Among 11 patients with pCR scores who received an MR-TRG score of 1, five achieved a pCR (4 pCR scores were missing). Among the 46 patients with pCR scores who received an MR-TRG score of 2, fourteen achieved a pCR (5 pCR scores were missing).
For the 45 patients with pCR scores who received an MR-TRG score of 3, eight achieved a pCR (2 scores were missing). Lastly, among the 15 patients with pCR scores who received an MR-TRG score of 4, one had a pCR-1 score (1 score was missing). No patients in this study received a MR-TRG score of 5.
Ultimately, the study revealed that MR-TRG scores were linked to pCR (P < .01) and pathologic neoadjuvant response scores (P < .001). The consensus between MR-TRG andpathologic neoadjuvant response score was 0.43.

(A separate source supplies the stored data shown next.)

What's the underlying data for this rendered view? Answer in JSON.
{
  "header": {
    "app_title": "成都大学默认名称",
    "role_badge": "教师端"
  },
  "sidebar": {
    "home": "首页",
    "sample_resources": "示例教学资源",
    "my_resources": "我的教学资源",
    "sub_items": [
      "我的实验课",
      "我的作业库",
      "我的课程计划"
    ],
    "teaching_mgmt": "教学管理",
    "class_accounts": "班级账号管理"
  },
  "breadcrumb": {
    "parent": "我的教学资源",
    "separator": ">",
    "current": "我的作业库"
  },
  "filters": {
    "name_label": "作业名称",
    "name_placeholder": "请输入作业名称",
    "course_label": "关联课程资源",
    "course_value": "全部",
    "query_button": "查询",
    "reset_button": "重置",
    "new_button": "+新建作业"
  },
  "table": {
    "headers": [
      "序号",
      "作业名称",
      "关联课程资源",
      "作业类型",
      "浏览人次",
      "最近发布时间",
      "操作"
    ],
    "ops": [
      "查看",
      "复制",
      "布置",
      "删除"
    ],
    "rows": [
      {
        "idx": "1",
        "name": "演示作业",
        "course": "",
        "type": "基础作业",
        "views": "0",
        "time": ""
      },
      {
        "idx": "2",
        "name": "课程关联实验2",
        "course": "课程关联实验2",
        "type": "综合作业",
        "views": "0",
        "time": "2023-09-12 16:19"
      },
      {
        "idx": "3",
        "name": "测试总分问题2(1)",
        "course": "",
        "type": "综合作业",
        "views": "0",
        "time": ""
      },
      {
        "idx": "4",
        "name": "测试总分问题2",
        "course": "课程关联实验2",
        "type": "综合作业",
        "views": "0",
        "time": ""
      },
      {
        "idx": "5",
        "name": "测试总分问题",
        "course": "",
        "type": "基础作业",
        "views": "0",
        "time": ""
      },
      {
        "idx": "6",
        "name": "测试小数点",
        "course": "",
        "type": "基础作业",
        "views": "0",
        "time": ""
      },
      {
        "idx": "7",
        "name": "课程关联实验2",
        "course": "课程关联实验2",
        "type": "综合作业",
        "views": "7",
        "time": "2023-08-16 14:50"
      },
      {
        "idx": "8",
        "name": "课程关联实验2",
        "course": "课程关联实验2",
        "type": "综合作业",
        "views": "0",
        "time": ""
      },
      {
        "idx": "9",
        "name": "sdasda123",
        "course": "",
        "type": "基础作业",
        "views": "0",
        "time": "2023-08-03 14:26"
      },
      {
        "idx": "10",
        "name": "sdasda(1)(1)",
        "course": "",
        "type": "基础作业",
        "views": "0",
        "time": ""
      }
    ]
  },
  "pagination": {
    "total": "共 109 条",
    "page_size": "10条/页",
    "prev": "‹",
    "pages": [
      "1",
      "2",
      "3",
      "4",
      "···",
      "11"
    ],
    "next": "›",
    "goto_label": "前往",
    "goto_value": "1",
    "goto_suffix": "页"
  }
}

“MRI alone is a poor tool to distinguish pCR in rectal adenocarcinoma undergoing [total neoadjuvant therapy],” study authors concluded. “However, the MR-TRG score presents a now validated method, correlated with pathologic [pathologic neoadjuvant response score], which can objectively measure regression magnitude during total neoadjuvant therapy.”
Hall WA, Li J, You YN, et al. Prospective correlation of magnetic resonance tumor regression grade with pathologic outcomes in total neoadjuvant therapy for rectal adenocarcinoma. J Clin Oncol. Published online Jul 21, 2023. doi: 10.1200/JCO.22.02525.